MICHEL MARTIN, HOST:

We've been asking listeners how the partial government shutdown is affecting them. We have received a lot of responses from federal workers facing eviction to students unable to access federal aid and many others. We're going to hear a couple more of those stories now.

(SOUNDBITE OF ARCHIVED RECORDING)

JOSHUA HENSON: I'm Joshua Henson (ph). I'm transitioning into work as an engineer for the Department of Homeland Security with the Coast Guard, and I live in Washington, D.C. The shutdown put me into a really tenuous place personally and financially. I am transitioning into a new role with federal work for the Coast Guard, something that I've looked forward to for a long time. I went ahead, and I gave my previous employer notice that I would be resigning. And, the very next day, the shutdown happened and threw all of those plans into disarray.

I've heard a lot of talk about how federal workers are going to receive back pay, and this shouldn't really be a big deal for everybody. But people need to understand that there are those of us who are technically unemployed. I have not started work yet. I will not receive back pay. I'm trying to stay optimistic and positive, but I think a lot of people need to recognize that politics and policy is ultimately about people, and we need to remember the people who get caught up in these arguments.

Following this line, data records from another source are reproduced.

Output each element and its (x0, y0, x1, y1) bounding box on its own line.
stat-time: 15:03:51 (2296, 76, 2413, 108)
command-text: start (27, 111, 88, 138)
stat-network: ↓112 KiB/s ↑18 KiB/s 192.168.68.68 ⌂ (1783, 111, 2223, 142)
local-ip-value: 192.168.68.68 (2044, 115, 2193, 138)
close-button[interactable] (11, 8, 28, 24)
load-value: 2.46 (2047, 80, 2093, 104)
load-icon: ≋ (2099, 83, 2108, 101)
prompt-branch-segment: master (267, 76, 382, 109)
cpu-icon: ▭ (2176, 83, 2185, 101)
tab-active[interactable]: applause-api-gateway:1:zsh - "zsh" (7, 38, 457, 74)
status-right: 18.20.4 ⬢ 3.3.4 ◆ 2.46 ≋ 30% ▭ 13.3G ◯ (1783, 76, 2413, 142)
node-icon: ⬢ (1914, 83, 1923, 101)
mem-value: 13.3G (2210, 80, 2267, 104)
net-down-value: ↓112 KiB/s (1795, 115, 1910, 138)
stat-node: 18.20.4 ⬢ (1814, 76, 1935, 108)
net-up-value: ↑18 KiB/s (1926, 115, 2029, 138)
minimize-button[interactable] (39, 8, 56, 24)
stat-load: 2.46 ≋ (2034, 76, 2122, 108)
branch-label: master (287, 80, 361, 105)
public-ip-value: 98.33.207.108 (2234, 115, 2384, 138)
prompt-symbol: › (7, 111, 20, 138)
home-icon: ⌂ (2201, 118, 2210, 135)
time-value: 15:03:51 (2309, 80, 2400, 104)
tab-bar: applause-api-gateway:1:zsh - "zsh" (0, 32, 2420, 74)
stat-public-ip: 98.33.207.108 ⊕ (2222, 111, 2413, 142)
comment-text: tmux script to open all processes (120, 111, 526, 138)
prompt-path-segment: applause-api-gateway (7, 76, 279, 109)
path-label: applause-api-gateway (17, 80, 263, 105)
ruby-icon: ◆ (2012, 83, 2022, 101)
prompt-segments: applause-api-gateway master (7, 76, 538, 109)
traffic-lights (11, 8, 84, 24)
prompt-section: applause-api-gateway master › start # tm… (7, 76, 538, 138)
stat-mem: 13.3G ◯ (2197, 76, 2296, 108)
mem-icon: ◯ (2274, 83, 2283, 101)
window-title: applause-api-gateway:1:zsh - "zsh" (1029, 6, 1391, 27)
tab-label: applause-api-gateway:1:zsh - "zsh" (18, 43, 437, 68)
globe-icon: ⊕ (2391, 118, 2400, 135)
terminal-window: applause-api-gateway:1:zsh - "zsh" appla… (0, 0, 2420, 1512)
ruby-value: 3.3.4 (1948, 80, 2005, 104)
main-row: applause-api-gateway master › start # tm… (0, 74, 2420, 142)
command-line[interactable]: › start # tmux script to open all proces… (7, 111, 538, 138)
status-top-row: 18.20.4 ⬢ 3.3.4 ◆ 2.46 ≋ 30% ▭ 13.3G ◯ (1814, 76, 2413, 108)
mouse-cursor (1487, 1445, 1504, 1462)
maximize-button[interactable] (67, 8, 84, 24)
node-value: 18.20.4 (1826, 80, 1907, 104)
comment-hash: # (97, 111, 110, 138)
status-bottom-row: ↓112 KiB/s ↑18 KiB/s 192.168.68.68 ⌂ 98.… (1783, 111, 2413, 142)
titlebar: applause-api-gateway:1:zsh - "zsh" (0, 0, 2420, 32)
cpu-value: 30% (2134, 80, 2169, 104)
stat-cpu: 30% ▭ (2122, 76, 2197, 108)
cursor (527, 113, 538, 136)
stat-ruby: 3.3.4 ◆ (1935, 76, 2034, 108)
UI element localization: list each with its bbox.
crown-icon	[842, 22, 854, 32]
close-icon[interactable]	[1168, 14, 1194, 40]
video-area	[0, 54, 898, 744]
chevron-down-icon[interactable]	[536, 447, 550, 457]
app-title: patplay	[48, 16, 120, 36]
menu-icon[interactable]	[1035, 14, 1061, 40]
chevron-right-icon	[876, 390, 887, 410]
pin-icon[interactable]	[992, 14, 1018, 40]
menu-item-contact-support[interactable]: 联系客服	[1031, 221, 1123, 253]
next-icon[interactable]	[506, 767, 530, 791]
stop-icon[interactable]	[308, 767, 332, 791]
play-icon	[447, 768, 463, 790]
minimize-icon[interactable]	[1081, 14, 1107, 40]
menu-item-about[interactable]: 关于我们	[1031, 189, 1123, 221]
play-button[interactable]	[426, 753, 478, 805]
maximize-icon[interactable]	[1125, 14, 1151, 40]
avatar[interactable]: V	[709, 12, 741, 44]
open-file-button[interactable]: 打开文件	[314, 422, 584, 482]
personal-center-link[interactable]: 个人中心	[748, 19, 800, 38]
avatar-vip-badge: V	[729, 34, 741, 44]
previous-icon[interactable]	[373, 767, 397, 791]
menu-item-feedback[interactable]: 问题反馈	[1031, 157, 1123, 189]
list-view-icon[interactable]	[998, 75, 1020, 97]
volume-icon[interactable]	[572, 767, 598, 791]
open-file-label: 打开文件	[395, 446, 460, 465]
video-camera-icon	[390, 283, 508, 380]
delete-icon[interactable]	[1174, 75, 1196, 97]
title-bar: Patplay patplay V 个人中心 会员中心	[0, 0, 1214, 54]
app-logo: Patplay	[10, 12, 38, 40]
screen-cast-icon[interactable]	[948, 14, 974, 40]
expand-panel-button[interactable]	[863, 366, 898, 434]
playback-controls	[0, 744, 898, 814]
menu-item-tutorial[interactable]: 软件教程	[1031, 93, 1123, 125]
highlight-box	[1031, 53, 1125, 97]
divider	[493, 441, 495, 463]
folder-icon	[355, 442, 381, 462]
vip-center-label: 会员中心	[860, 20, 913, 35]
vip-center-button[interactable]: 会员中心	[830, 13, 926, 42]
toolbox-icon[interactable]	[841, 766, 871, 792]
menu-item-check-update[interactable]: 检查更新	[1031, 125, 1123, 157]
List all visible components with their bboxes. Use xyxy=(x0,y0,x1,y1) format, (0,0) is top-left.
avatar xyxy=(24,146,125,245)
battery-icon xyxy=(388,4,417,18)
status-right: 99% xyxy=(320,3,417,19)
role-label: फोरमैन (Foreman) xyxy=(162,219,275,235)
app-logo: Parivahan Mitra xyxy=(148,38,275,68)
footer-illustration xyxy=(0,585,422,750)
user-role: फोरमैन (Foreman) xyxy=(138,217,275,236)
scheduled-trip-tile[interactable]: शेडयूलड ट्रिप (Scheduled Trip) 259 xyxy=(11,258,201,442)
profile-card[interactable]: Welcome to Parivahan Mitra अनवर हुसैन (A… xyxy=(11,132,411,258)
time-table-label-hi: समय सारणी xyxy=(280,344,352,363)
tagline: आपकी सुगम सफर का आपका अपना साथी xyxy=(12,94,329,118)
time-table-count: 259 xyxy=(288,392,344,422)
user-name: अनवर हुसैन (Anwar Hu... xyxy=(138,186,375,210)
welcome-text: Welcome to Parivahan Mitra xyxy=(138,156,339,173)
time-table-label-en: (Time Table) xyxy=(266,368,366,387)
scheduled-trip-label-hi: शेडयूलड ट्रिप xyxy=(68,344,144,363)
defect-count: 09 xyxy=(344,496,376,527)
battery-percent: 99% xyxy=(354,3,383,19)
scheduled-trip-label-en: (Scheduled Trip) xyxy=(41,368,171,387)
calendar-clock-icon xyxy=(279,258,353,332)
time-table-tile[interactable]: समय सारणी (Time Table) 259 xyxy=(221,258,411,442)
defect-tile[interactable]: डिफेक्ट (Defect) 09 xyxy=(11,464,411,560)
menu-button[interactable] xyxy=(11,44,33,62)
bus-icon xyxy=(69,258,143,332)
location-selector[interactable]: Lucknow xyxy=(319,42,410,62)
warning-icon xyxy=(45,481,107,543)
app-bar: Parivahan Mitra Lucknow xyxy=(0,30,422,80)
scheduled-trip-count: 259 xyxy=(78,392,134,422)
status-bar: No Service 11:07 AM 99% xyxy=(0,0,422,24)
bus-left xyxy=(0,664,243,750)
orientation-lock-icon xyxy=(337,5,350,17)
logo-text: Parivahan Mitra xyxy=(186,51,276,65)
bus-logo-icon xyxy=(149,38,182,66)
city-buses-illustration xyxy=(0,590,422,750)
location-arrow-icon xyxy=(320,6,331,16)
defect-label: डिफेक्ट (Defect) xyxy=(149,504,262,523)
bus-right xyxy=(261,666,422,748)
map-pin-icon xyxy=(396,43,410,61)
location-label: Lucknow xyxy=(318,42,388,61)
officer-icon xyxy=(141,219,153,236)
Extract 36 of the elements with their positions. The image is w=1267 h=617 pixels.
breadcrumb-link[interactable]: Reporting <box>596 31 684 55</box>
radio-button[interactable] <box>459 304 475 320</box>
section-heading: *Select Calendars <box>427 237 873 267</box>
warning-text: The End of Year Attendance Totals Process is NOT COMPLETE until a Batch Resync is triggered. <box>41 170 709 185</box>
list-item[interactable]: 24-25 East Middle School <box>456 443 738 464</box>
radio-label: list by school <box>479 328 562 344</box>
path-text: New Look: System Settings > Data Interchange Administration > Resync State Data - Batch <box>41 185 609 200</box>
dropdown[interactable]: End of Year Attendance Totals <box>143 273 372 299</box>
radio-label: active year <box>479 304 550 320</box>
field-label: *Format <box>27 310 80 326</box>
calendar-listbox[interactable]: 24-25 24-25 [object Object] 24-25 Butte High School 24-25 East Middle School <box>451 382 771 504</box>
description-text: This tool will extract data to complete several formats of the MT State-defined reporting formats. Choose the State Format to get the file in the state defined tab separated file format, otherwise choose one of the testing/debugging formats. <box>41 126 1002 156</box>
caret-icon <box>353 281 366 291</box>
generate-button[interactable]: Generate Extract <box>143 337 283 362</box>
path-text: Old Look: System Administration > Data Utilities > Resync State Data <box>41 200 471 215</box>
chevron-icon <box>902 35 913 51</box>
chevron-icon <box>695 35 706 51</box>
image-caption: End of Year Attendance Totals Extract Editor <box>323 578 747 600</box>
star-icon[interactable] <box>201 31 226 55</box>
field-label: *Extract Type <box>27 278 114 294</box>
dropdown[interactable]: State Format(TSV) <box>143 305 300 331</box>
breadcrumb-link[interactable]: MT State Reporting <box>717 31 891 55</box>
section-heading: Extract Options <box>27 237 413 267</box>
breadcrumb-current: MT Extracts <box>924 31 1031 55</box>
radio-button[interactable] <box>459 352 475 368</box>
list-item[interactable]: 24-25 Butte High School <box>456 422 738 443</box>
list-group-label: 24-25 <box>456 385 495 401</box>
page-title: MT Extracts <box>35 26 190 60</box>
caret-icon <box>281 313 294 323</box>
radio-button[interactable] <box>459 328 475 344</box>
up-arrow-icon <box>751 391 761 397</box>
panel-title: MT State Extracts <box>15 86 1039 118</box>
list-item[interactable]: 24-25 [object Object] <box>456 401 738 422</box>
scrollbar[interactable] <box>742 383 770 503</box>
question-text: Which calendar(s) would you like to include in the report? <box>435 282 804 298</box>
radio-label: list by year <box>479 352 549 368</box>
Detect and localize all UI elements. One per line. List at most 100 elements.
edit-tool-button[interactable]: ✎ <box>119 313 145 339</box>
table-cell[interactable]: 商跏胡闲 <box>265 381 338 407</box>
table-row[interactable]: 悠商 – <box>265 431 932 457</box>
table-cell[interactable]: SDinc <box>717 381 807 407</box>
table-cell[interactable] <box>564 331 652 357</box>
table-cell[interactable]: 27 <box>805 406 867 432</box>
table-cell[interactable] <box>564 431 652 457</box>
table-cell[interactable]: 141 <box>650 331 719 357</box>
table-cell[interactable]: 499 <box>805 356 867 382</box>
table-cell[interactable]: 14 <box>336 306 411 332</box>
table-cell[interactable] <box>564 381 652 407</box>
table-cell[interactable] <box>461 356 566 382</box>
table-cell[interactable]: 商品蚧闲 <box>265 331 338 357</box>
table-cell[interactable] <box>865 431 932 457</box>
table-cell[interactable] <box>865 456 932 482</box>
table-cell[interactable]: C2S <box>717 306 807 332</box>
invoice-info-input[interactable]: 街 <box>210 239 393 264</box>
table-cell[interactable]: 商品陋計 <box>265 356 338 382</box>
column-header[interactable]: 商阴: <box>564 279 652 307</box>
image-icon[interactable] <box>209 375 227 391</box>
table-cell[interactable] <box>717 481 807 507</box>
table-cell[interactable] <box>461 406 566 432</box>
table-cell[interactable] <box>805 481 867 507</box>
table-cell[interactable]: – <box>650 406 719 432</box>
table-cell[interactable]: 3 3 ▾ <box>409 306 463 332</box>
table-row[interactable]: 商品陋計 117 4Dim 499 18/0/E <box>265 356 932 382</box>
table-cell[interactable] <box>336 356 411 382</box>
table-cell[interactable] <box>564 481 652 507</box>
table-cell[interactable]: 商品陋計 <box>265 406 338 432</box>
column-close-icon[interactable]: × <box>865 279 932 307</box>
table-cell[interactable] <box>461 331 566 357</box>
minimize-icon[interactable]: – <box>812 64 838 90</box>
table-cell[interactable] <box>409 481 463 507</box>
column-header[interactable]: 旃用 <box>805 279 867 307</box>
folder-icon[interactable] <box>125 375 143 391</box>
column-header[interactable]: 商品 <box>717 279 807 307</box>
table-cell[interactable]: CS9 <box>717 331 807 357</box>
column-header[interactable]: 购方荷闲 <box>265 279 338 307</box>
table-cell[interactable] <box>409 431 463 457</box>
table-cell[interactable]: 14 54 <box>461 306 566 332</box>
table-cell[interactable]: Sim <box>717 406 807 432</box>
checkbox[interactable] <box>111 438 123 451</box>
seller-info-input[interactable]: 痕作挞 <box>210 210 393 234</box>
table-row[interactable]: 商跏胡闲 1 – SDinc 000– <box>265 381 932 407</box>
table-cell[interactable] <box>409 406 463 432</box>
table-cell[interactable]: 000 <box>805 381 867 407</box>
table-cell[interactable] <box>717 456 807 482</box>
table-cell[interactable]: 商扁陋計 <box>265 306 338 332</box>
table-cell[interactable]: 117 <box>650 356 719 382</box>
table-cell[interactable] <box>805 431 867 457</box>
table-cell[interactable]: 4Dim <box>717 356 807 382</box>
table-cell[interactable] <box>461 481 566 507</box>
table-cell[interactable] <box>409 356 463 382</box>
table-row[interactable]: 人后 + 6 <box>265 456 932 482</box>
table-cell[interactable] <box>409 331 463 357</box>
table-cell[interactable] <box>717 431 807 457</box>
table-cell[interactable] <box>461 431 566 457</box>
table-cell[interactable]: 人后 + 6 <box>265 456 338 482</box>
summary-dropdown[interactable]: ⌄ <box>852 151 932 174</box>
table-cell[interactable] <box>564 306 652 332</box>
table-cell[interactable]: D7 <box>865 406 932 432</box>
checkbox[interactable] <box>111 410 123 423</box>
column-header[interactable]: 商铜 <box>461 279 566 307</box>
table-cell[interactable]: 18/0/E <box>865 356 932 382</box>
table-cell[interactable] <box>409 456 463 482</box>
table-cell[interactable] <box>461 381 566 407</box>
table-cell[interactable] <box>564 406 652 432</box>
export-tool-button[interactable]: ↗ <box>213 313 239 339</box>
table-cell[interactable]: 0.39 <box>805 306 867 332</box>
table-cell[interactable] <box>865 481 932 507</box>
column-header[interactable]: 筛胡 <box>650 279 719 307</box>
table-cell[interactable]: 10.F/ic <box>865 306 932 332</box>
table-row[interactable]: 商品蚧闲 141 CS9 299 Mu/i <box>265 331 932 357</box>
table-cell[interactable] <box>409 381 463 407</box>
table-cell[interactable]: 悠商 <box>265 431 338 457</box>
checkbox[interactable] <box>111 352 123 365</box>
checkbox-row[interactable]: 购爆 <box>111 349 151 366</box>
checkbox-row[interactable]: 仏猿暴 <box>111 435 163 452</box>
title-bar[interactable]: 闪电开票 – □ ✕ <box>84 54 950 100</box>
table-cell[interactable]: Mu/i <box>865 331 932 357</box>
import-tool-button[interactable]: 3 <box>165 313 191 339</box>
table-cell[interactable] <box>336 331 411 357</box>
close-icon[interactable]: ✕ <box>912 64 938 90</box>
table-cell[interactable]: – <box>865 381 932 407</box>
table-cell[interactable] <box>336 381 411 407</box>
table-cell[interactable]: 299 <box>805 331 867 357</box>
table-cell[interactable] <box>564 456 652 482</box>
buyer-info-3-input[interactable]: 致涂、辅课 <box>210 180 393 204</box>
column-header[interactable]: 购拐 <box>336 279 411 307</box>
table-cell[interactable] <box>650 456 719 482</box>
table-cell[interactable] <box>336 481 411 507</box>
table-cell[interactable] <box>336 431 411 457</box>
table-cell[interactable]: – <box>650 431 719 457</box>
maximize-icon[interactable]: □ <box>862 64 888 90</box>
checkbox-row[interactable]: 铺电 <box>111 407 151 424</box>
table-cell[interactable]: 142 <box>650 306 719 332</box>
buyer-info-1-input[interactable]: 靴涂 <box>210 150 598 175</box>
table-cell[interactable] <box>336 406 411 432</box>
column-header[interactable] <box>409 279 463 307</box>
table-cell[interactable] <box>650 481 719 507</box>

(SOUNDBITE OF ARCHIVED RECORDING)

MATT LOCKE: My name is Matt Locke (ph). I am opening up a meadery in Nashville, Tenn. We'll be the first one in town. But the final hurdle for us is getting our recipes and labels approved. So with the government in shutdown, there's a big question mark as to when we'll actually be able to sell our first bottles. You know, this has been a dream of me and my partners. And, you know, if we run out of money, and we have to go belly-up, I don't even want to think about that.

MARTIN: That was Joshua Henson, a Coast Guard engineer in Washington, D.C., and Matt Locke, a mead maker in Nashville, Tenn.